End indefinite limbo for refugees in Indonesia! Lift Australia's ban on resettlement!

End indefinite limbo for refugees in Indonesia! Lift Australia's ban on resettlement!
On 18 November 2014, the then immigration minister Scott Morrison announced that refugees and asylum seekers registered with the United Nations High Commissioner for Refugees in Indonesia on or after 1 July 2014 were no longer eligible for resettlement to Australia. The announcement came 12 months after the Abbott government commenced Operation Sovereign Borders, using the navy to turn back asylum seeker boats from Indonesia.
Even before 2014, the number of UN-recognised refugees that Australia was resettling out of Indonesia was very very low. After averaging around 50 a year between 2001 and 2009, it rose to around 450 a year between 2010-11 and 2013-14 prior to the imposition of the ban.
As a result of this ban, some 14,000 refugees and asylum seekers have been in limbo in Indonesia for five, and even up to 10 years. They survive on a few dollars a day, have no right to work or to access Indonesia’s health or education systems.

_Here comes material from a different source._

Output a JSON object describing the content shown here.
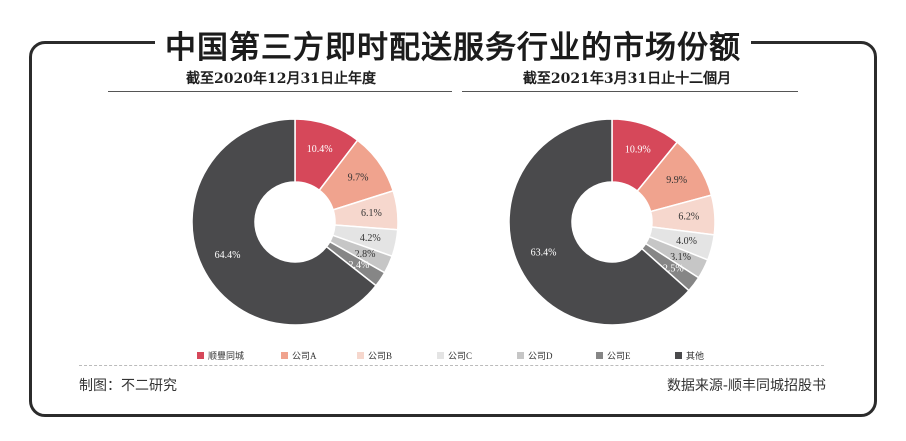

The resettlement process for these thousands of refugees has been brutally long, and because other UN resettling countries regard Indonesia as Australia’s zone of resettlement responsibility, their prospects for resettlement are effectively zero. Most are forced to survive on an International Organisation for Migration (IOM) allowance of about $100 per month--just over $3 a day. Last year, hundreds of refugees were so desperate that they started sleeping under tarpaulin tents on a street next to an already full detention centre in West Jakarta, in the hope that they might be offered food and shelter.
There have been protests and hunger strikes in many of Indonesia’s detention centres, not least Balikpapan in East Kalimantan and Makassar in South Sulawesi. In February this year, 24 year old Hazara Sajjad Jacob died after dousing himself with petrol and setting himself on fire at the Manado Immigration Detention Centre in North Sulawesi. Sajjad had been in the Manado detention centre for almost two decades, after coming to Indonesia in 2000 as a child with his family.
The Indonesian government is now in the process of closing the detention centres, so asylum seekers are left to try to survive without support.
The IOM is now introducing a new rule to force these impoverished refugees pay 10% of the cost of visiting a doctor. For those refugees with serious (and more expensive) illnesses, seeing a doctor will no longer be a possibility.
It’s time to put an end to this protracted limbo and to immediately lift the ban on resettlement of refugees out of Indonesia. The Coalition’s policy turns back asylum boats but leaves refugees in Indonesia - among whom there are teachers and other professionals – without hope.
The ALP’s national conference in December 2018 promised to “give appropriate consideration to UNHCR refugee registrations to assist Indonesia and the UNHCR to work through the backlog”. These refugees deserve more than consideration. For far too long, Australia has denied them a future and needs to act urgently. Refugee supporters are determined to fight this injustice.
We demand that the Coalition and Labor unequivocally commit to lift Australia’s ban on resettling Indonesian UNHCR refugees.